Institut Curie, Research Division, CNRS UMR 168, Paris 75248, France.
J Am Chem Soc. 2009 Dec 2;131(47):17270-6. doi: 10.1021/ja906076e.
Natural RNAs, unlike many proteins, have never been reported to form extended nanostructures, despite their wide variety of cellular functions. This is all the more striking, as synthetic DNA and RNA forming large nanostructures have long been successfully designed. Here, we show that DsrA, a 87-nt noncoding RNA of Escherichia coli, self-assembles into a hierarchy of nanostructures through antisense interactions of three contiguous self-complementary regions.
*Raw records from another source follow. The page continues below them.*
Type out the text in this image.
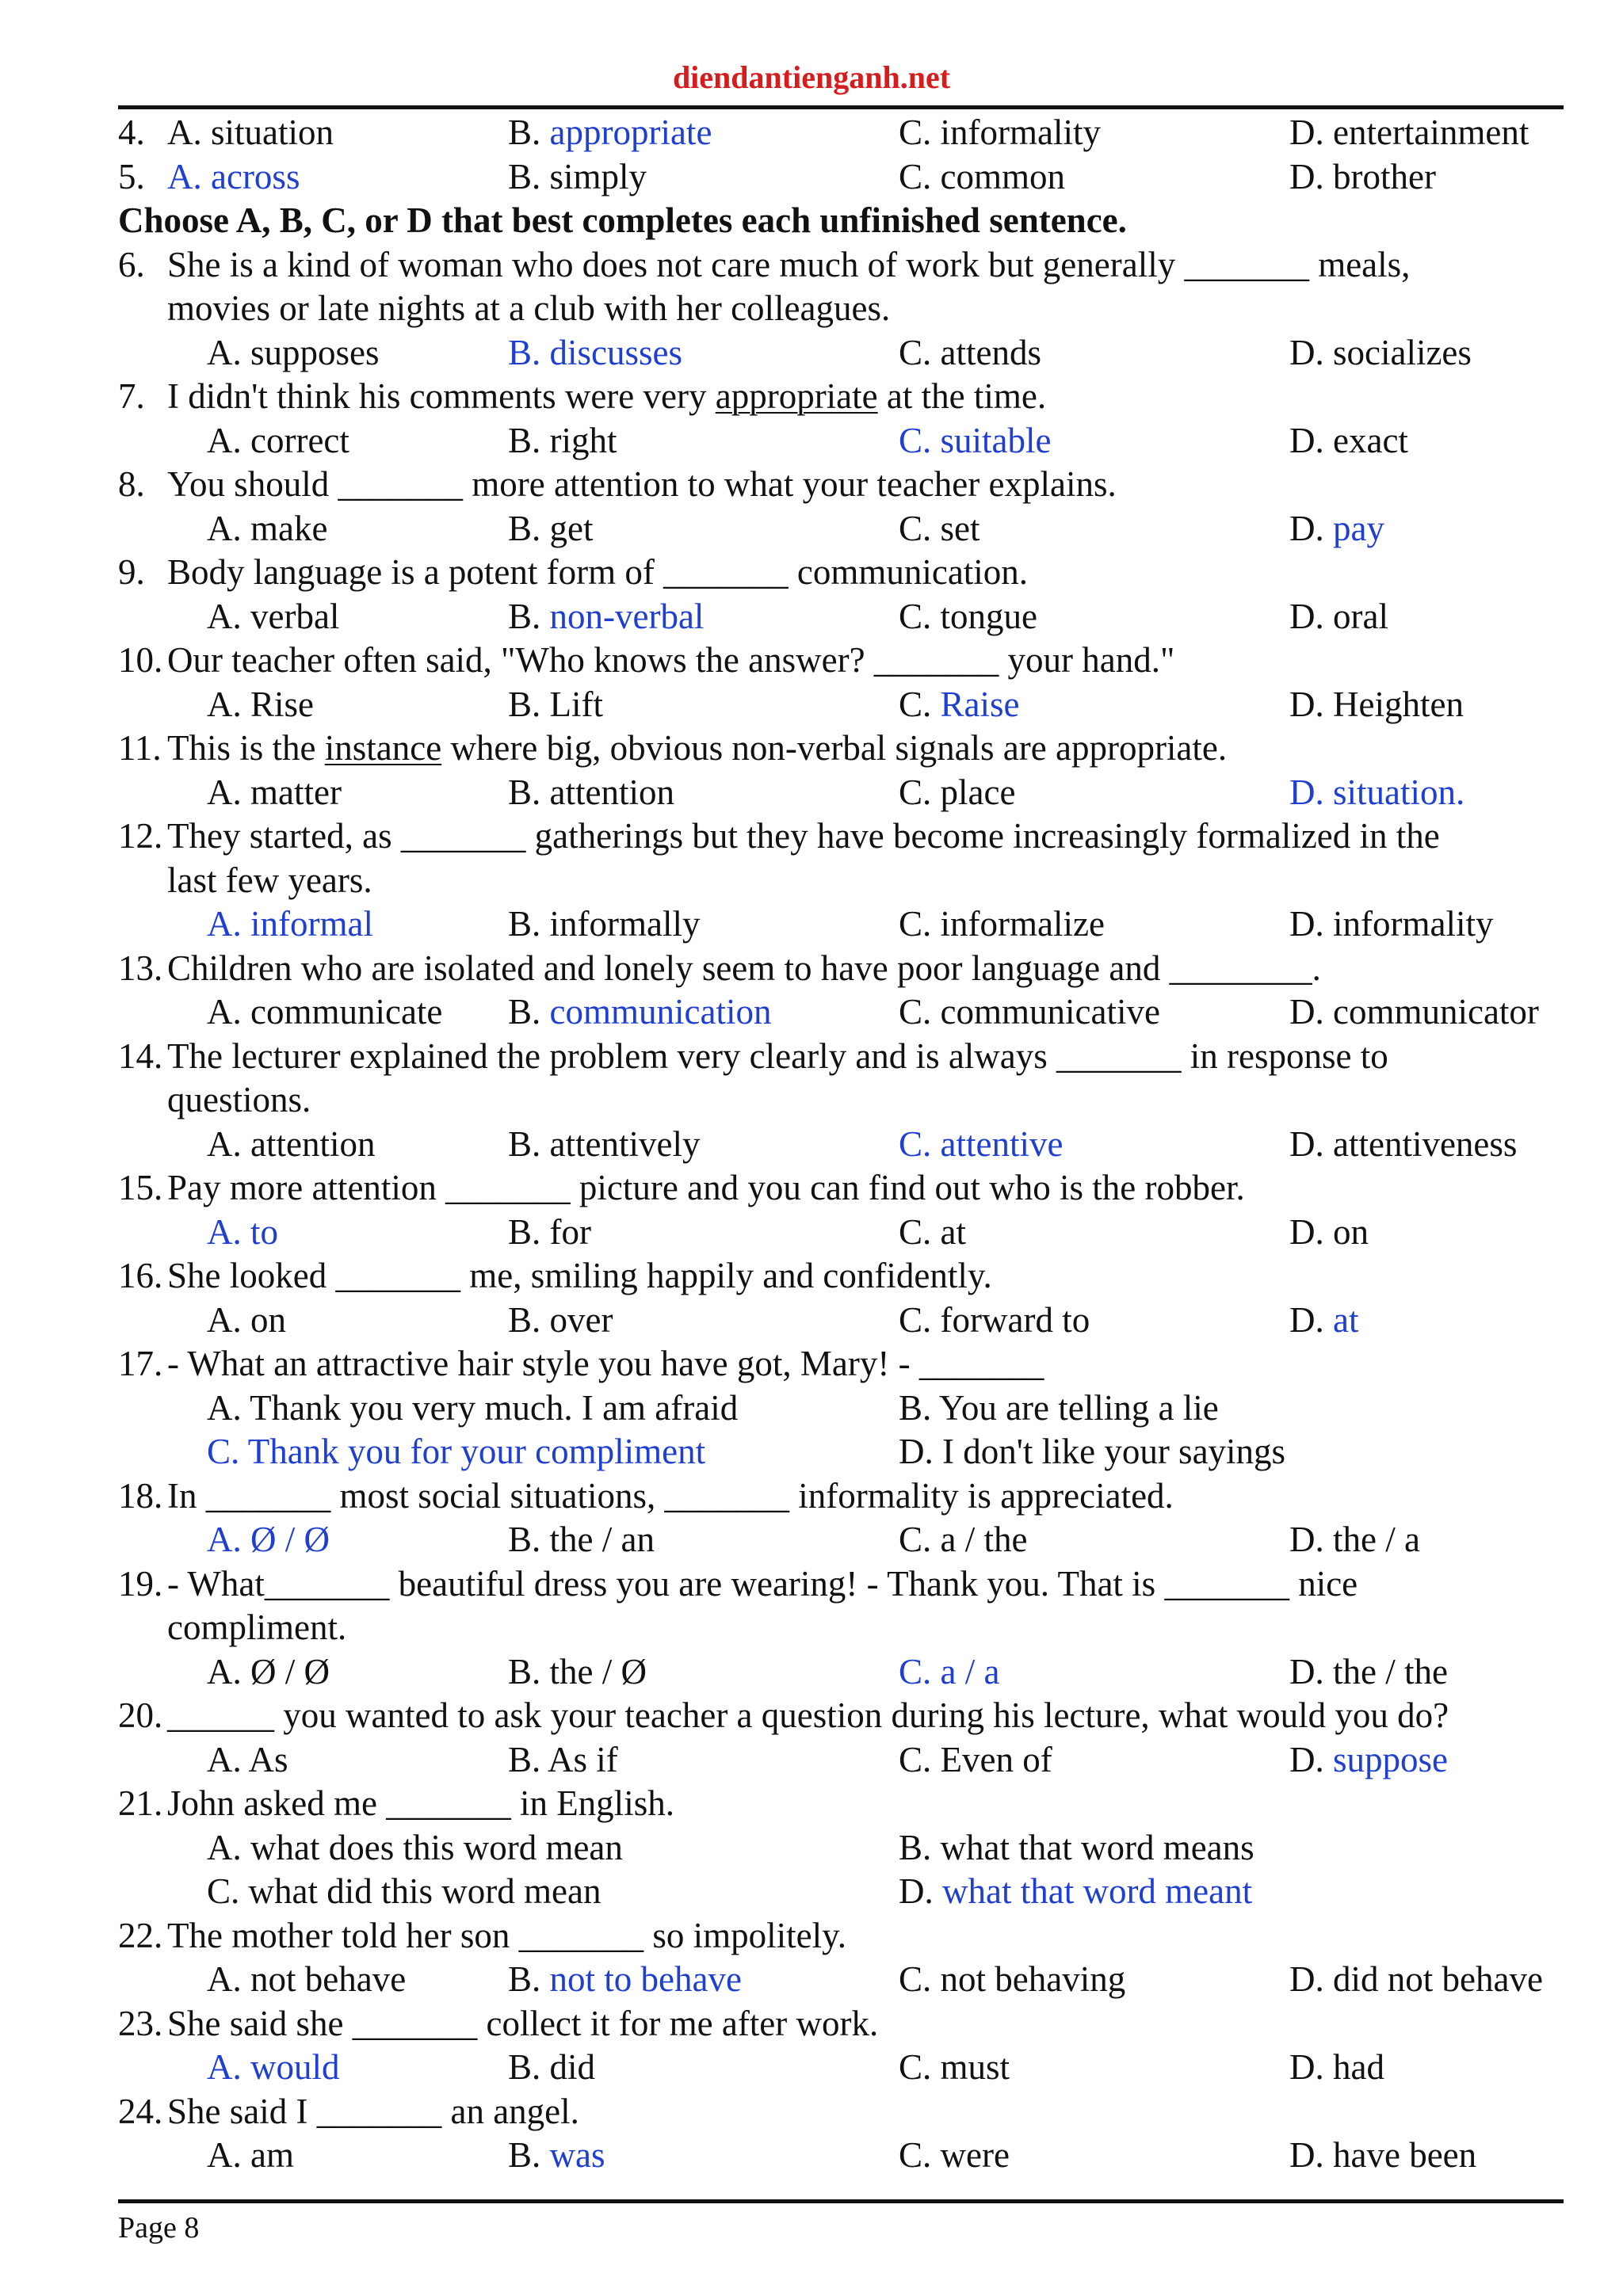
diendantienganh.net
4. A. situation	B. appropriate	C. informality	D. entertainment
5. A. across	B. simply	C. common	D. brother
Choose A, B, C, or D that best completes each unfinished sentence.
6. She is a kind of woman who does not care much of work but generally _______ meals,
movies or late nights at a club with her colleagues.
A. supposes	B. discusses	C. attends	D. socializes
7. I didn't think his comments were very appropriate at the time.
A. correct	B. right	C. suitable	D. exact
8. You should _______ more attention to what your teacher explains.
A. make	B. get	C. set	D. pay
9. Body language is a potent form of _______ communication.
A. verbal	B. non-verbal	C. tongue	D. oral
10. Our teacher often said, "Who knows the answer? _______ your hand."
A. Rise	B. Lift	C. Raise	D. Heighten
11. This is the instance where big, obvious non-verbal signals are appropriate.
A. matter	B. attention	C. place	D. situation.
12. They started, as _______ gatherings but they have become increasingly formalized in the
last few years.
A. informal	B. informally	C. informalize	D. informality
13. Children who are isolated and lonely seem to have poor language and ________.
A. communicate B. communication	C. communicative	D. communicator
14. The lecturer explained the problem very clearly and is always _______ in response to
questions.
A. attention	B. attentively	C. attentive	D. attentiveness
15. Pay more attention _______ picture and you can find out who is the robber.
A. to	B. for	C. at	D. on
16. She looked _______ me, smiling happily and confidently.
A. on	B. over	C. forward to	D. at
17. - What an attractive hair style you have got, Mary! - _______
A. Thank you very much. I am afraid	B. You are telling a lie
C. Thank you for your compliment	D. I don't like your sayings
18. In _______ most social situations, _______ informality is appreciated.
A. Ø / Ø	B. the / an	C. a / the	D. the / a
19. - What_______ beautiful dress you are wearing! - Thank you. That is _______ nice
compliment.
A. Ø / Ø	B. the / Ø	C. a / a	D. the / the
20. ______ you wanted to ask your teacher a question during his lecture, what would you do?
A. As	B. As if	C. Even of	D. suppose
21. John asked me _______ in English.
A. what does this word mean	B. what that word means
C. what did this word mean	D. what that word meant
22. The mother told her son _______ so impolitely.
A. not behave	B. not to behave	C. not behaving	D. did not behave
23. She said she _______ collect it for me after work.
A. would	B. did	C. must	D. had
24. She said I _______ an angel.
A. am	B. was	C. were	D. have been
Page 8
Yet, the extended nanostructures, observed using atomic force microscopy (AFM) and fluorescence microscopy, are easily disrupted into >100 nm long helical bundles of DsrA filaments, including hundreds of DsrA monomers, and are surprisingly resistant to heat and urea denaturation. Molecular modeling demonstrates that this structural switch of DsrA nanostructures into filament bundles results from the relaxation of stored torsional constraints and suggests possible implications for DsrA regulatory function.
天然 RNA 与许多蛋白质不同,尽管它们具有广泛的细胞功能,但从未有报道称其形成延伸的纳米结构。这更加引人注目,因为合成 DNA 和 RNA 形成大型纳米结构早已成功设计。在这里,我们展示了大肠杆菌的 87nt 非编码 RNA DsrA 通过三个连续的自我互补区域的反义相互作用自组装成纳米结构层次。然而,使用原子力显微镜(AFM)和荧光显微镜观察到的延伸纳米结构很容易被破坏成 >100nm 长的 DsrA 纤维螺旋束,其中包括数百个 DsrA 单体,并且对热和脲变性具有惊人的抵抗力。分子建模表明,这种 DsrA 纳米结构向纤维束的结构转换是由于存储的扭转约束的松弛,并暗示了对 DsrA 调节功能的可能影响。